See www.dummies.com/extras/applewatch for more information on the Apple Watch collections and some accessories.

Go for the gold

Some people — nay, many people — thought Apple was crazy to create an 18-karat-gold version of Apple Watch (Apple Watch Edition). Were you one of them? On April 10, 2015, when preorders first went on sale in nine countries, the $20,000 gold Apple Watch Edition model sold out in China in less than an hour.

And once you’ve got an Apple Watch on your wrist, you’ve got ten watch faces to choose from — all of which can be personalized to your liking:

· Astronomy: An out-of-the-world view of our solar system

· Chronograph: Like an analog stopwatch

· Color: Classic analog face with customizable colors

· Mickey Mouse: A classic returns — and in animation

· Modular: Bold digital watch face with lots of options

· Motion: Animated objects, such as butterflies and flowers

· Simple: A minimalistic but stylish analog watch

· Solar: Based on your location and time of day, you can see the sun’s position

· Utility: Analog watch with optional calendar reminders and more

· X-Large: Large digital font for viewing at a distance

See Figure 13-4 for watch face examples, and see Chapter 4 for more on the watch faces and how to customize them.

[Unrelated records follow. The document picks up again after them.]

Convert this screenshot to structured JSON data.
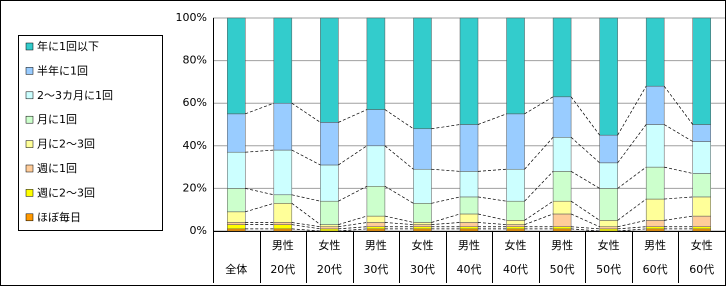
{
  "chart_data": {
    "type": "stacked-bar",
    "categories": [
      "全体",
      "20代",
      "20代",
      "30代",
      "30代",
      "40代",
      "40代",
      "50代",
      "50代",
      "60代",
      "60代"
    ],
    "category_groups": [
      null,
      "男性",
      "女性",
      "男性",
      "女性",
      "男性",
      "女性",
      "男性",
      "女性",
      "男性",
      "女性"
    ],
    "series": [
      {
        "name": "ほぼ毎日",
        "color": "#FF9900",
        "values": [
          1,
          1,
          0,
          1,
          1,
          1,
          1,
          1,
          0,
          1,
          1
        ]
      },
      {
        "name": "週に2～3回",
        "color": "#FFFF00",
        "values": [
          2,
          2,
          1,
          1,
          1,
          1,
          1,
          1,
          1,
          1,
          1
        ]
      },
      {
        "name": "週に1回",
        "color": "#FFCC99",
        "values": [
          1,
          1,
          1,
          2,
          1,
          2,
          1,
          6,
          1,
          3,
          5
        ]
      },
      {
        "name": "月に2～3回",
        "color": "#FFFF99",
        "values": [
          5,
          9,
          1,
          3,
          1,
          4,
          2,
          6,
          3,
          10,
          9
        ]
      },
      {
        "name": "月に1回",
        "color": "#CCFFCC",
        "values": [
          11,
          4,
          11,
          14,
          9,
          8,
          9,
          14,
          15,
          15,
          11
        ]
      },
      {
        "name": "2～3カ月に1回",
        "color": "#CCFFFF",
        "values": [
          17,
          21,
          17,
          19,
          16,
          12,
          15,
          16,
          12,
          20,
          15
        ]
      },
      {
        "name": "半年に1回",
        "color": "#99CCFF",
        "values": [
          18,
          22,
          20,
          17,
          19,
          22,
          26,
          19,
          13,
          18,
          8
        ]
      },
      {
        "name": "年に1回以下",
        "color": "#33CCCC",
        "values": [
          45,
          40,
          49,
          43,
          52,
          50,
          45,
          37,
          55,
          32,
          50
        ]
      }
    ],
    "ylim": [
      0,
      100
    ],
    "yticks": [
      {
        "value": 0,
        "label": "0%"
      },
      {
        "value": 20,
        "label": "20%"
      },
      {
        "value": 40,
        "label": "40%"
      },
      {
        "value": 60,
        "label": "60%"
      },
      {
        "value": 80,
        "label": "80%"
      },
      {
        "value": 100,
        "label": "100%"
      }
    ],
    "grid": true
  }
}
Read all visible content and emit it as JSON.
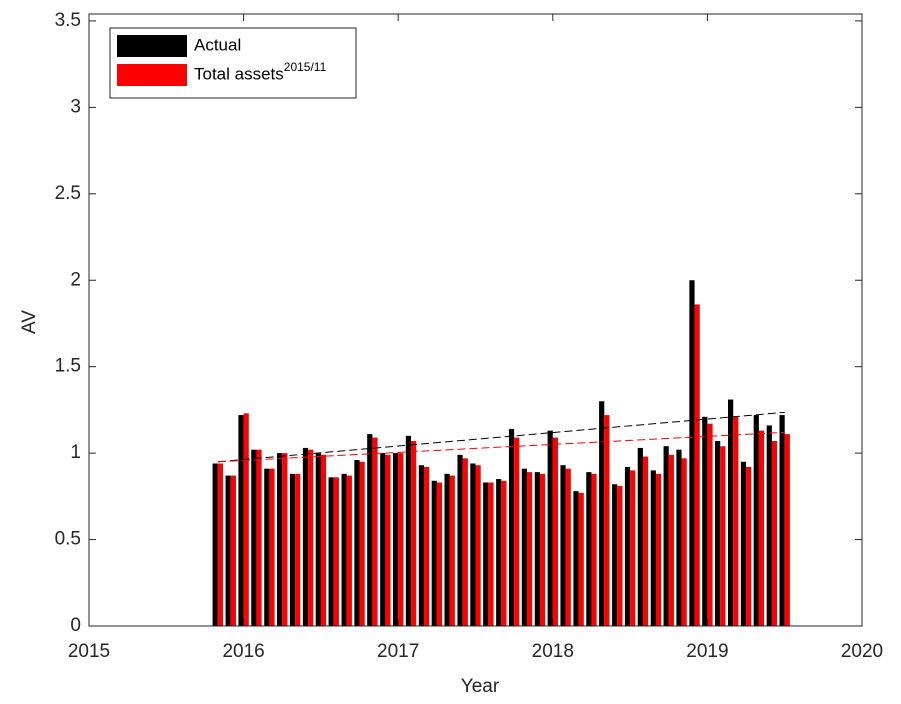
{
  "chart_data": {
    "type": "bar",
    "x_label": "Year",
    "y_label": "AV",
    "xlim": [
      2015,
      2020
    ],
    "xticks": [
      2015,
      2016,
      2017,
      2018,
      2019,
      2020
    ],
    "ylim": [
      0,
      3.54
    ],
    "yticks": [
      0,
      0.5,
      1,
      1.5,
      2,
      2.5,
      3,
      3.5
    ],
    "grid": false,
    "legend": "top-left",
    "x": [
      2015.833,
      2015.917,
      2016.0,
      2016.083,
      2016.167,
      2016.25,
      2016.333,
      2016.417,
      2016.5,
      2016.583,
      2016.667,
      2016.75,
      2016.833,
      2016.917,
      2017.0,
      2017.083,
      2017.167,
      2017.25,
      2017.333,
      2017.417,
      2017.5,
      2017.583,
      2017.667,
      2017.75,
      2017.833,
      2017.917,
      2018.0,
      2018.083,
      2018.167,
      2018.25,
      2018.333,
      2018.417,
      2018.5,
      2018.583,
      2018.667,
      2018.75,
      2018.833,
      2018.917,
      2019.0,
      2019.083,
      2019.167,
      2019.25,
      2019.333,
      2019.417,
      2019.5
    ],
    "series": [
      {
        "name": "Actual",
        "color": "#000000",
        "values": [
          0.94,
          0.87,
          1.22,
          1.02,
          0.91,
          1.0,
          0.88,
          1.03,
          1.0,
          0.86,
          0.88,
          0.96,
          1.11,
          1.0,
          1.0,
          1.1,
          0.93,
          0.84,
          0.88,
          0.99,
          0.94,
          0.83,
          0.85,
          1.14,
          0.91,
          0.89,
          1.13,
          0.93,
          0.78,
          0.89,
          1.3,
          0.82,
          0.92,
          1.03,
          0.9,
          1.04,
          1.02,
          2.0,
          1.21,
          1.07,
          1.31,
          0.95,
          1.22,
          1.16,
          1.22
        ]
      },
      {
        "name": "Total assets",
        "name_superscript": "2015/11",
        "color": "#ff0000",
        "values": [
          0.94,
          0.87,
          1.23,
          1.02,
          0.91,
          1.0,
          0.88,
          1.02,
          0.99,
          0.86,
          0.87,
          0.95,
          1.09,
          0.99,
          1.0,
          1.07,
          0.92,
          0.83,
          0.87,
          0.97,
          0.93,
          0.83,
          0.84,
          1.09,
          0.89,
          0.88,
          1.09,
          0.91,
          0.77,
          0.88,
          1.22,
          0.81,
          0.9,
          0.98,
          0.88,
          0.99,
          0.97,
          1.86,
          1.17,
          1.04,
          1.21,
          0.92,
          1.13,
          1.07,
          1.11
        ]
      }
    ],
    "trendlines": [
      {
        "color": "#000000",
        "x": [
          2015.833,
          2019.5
        ],
        "values": [
          0.95,
          1.236
        ]
      },
      {
        "color": "#ff0000",
        "x": [
          2015.833,
          2019.5
        ],
        "values": [
          0.95,
          1.12
        ]
      }
    ]
  }
}
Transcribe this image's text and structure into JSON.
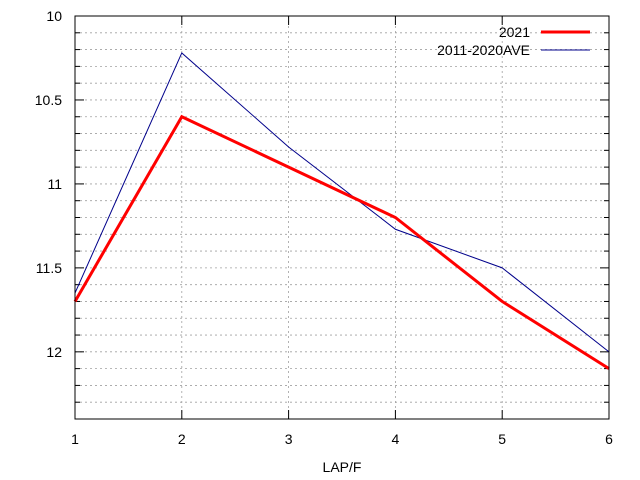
{
  "chart_data": {
    "type": "line",
    "title": "",
    "xlabel": "LAP/F",
    "ylabel": "",
    "x": [
      1,
      2,
      3,
      4,
      5,
      6
    ],
    "xlim": [
      1,
      6
    ],
    "ylim": [
      12.4,
      10.0
    ],
    "y_reversed": true,
    "x_ticks": [
      1,
      2,
      3,
      4,
      5,
      6
    ],
    "y_ticks": [
      10,
      10.5,
      11,
      11.5,
      12
    ],
    "y_tick_labels": [
      "10",
      "10.5",
      "11",
      "11.5",
      "12"
    ],
    "grid": true,
    "legend_position": "top-right",
    "series": [
      {
        "name": "2021",
        "values": [
          11.7,
          10.6,
          10.9,
          11.2,
          11.7,
          12.1
        ],
        "color": "#ff0000",
        "style": "thick"
      },
      {
        "name": "2011-2020AVE",
        "values": [
          11.65,
          10.22,
          10.78,
          11.27,
          11.5,
          12.0
        ],
        "color": "#00008b",
        "style": "thin"
      }
    ]
  }
}
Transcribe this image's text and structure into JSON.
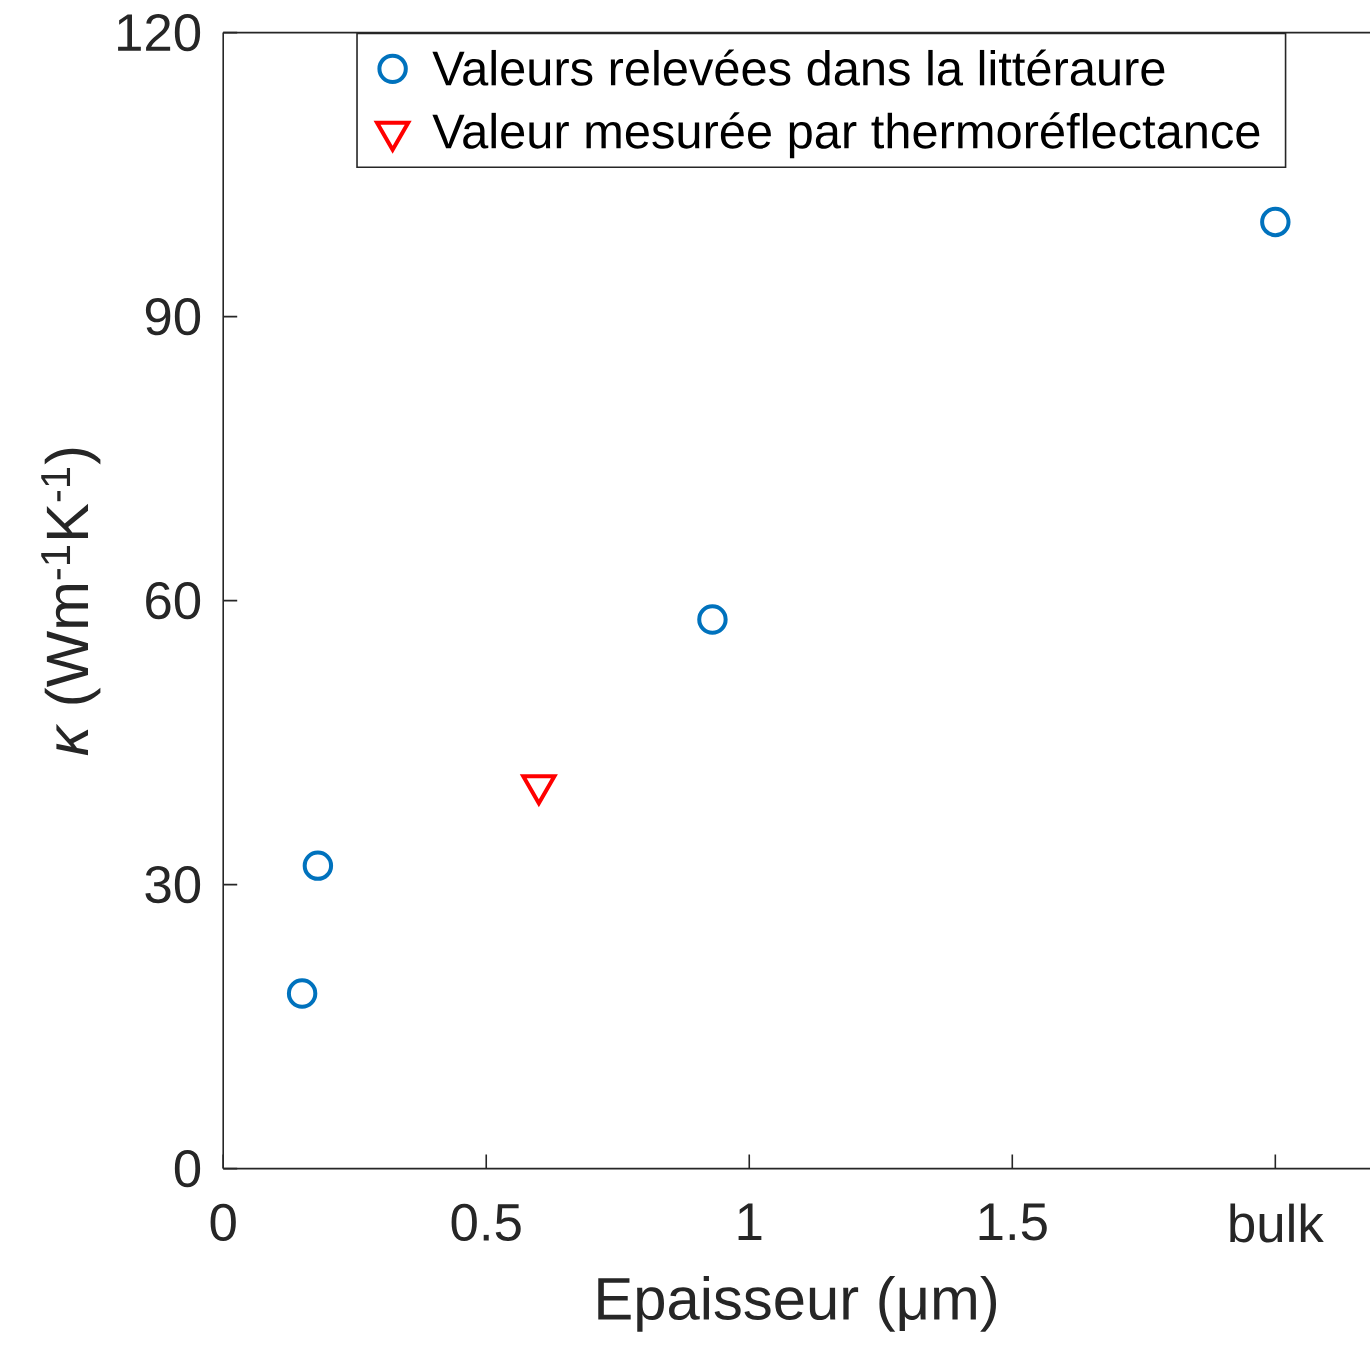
{
  "chart_data": {
    "type": "scatter",
    "xlabel": "Epaisseur (μm)",
    "ylabel": "*κ* (Wm$^{-1}$K$^{-1}$)",
    "xlim": [
      0,
      2.18
    ],
    "ylim": [
      0,
      120
    ],
    "xticks": [
      0,
      0.5,
      1,
      1.5,
      {
        "value": 2,
        "label": "bulk"
      }
    ],
    "yticks": [
      0,
      30,
      60,
      90,
      120
    ],
    "legend": "top",
    "series": [
      {
        "name": "Valeurs relevées dans la littéraure",
        "color": "#0072bd",
        "marker": "circle",
        "x": [
          0.15,
          0.18,
          0.93,
          2
        ],
        "values": [
          18.5,
          32,
          58,
          100
        ]
      },
      {
        "name": "Valeur mesurée par thermoréflectance",
        "color": "#ff0000",
        "marker": "triangle",
        "x": [
          0.6
        ],
        "values": [
          40.5
        ]
      }
    ]
  }
}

Figure 13-4: Choose from Astronomy or Mickey Mouse or eight other watch faces to personalize your Apple Watch.

Talk about demand

Even though it was an unproven product for Apple, Apple Watch was a hit right out of the gate. According to Slice Intelligence (intelligence.slice.com), an online shopping analytics firm with a panel of more than two million online shoppers in the United States, 62 percent of Apple Watches were sold in the first hour of availability on April 10, 2015; 86 percent sold by 8 a.m. Approximately 1,039,000 people bought 1.4 million Apple Watches. As for which of the three collections sold the most, 62 percent bought Apple Watch Sport (least expensive offering), 38 percent purchased Apple Watch, and less than 1 percent ordered Apple Watch Edition (with an average price of $11,000 apiece).

And speaking of customization, Apple Watch includes ten unique watch faces you can choose from — whether you want a classic analog look, a more modern digital face, or even an animated watch face. Plus, you can customize the color and add complications, which are extra bits of information, such as weather and an alarm clock.


It’s a huge understatement to say Apple Watch is an unproven video game platform. But given Apple’s track record with iOS devices — not to mention a passionate app development community eager to take advantage of this new real estate on the wrist — gaming might be the secret “killer app” of Apple Watch.

You’re in line at the supermarket and you want to kill some time by dunking a few virtual baskets by tapping on your watch screen. Or you’re on the train to work and you want to use your fingertip to slide letter tiles on a board to create a word. Or perhaps you’re walking down the street and you feel a tap on your wrist — an alert that someone is invading your village and you’ve got to decide what to do.

Just as the smartphone and tablet have become viable gaming platforms in a very short period of time — even pumping out such iconic games as Angry Birds and Flappy Bird — Apple Watch could introduce fresh gaming experiences on a device we always have strapped to our wrists.

Chapter 12 offers a look at a half-dozen games available for Apple Watch, but the App Store — accessible on the companion Apple Watch app on iPhone — has thousands more to choose from. Figure 13-5 shows what Rules! — a popular iOS game — looks like on the Apple Watch (and, yes, it’s available for both platforms).


Figure 13-5: A look at Rules! for Apple Watch — based on the popular iOS version.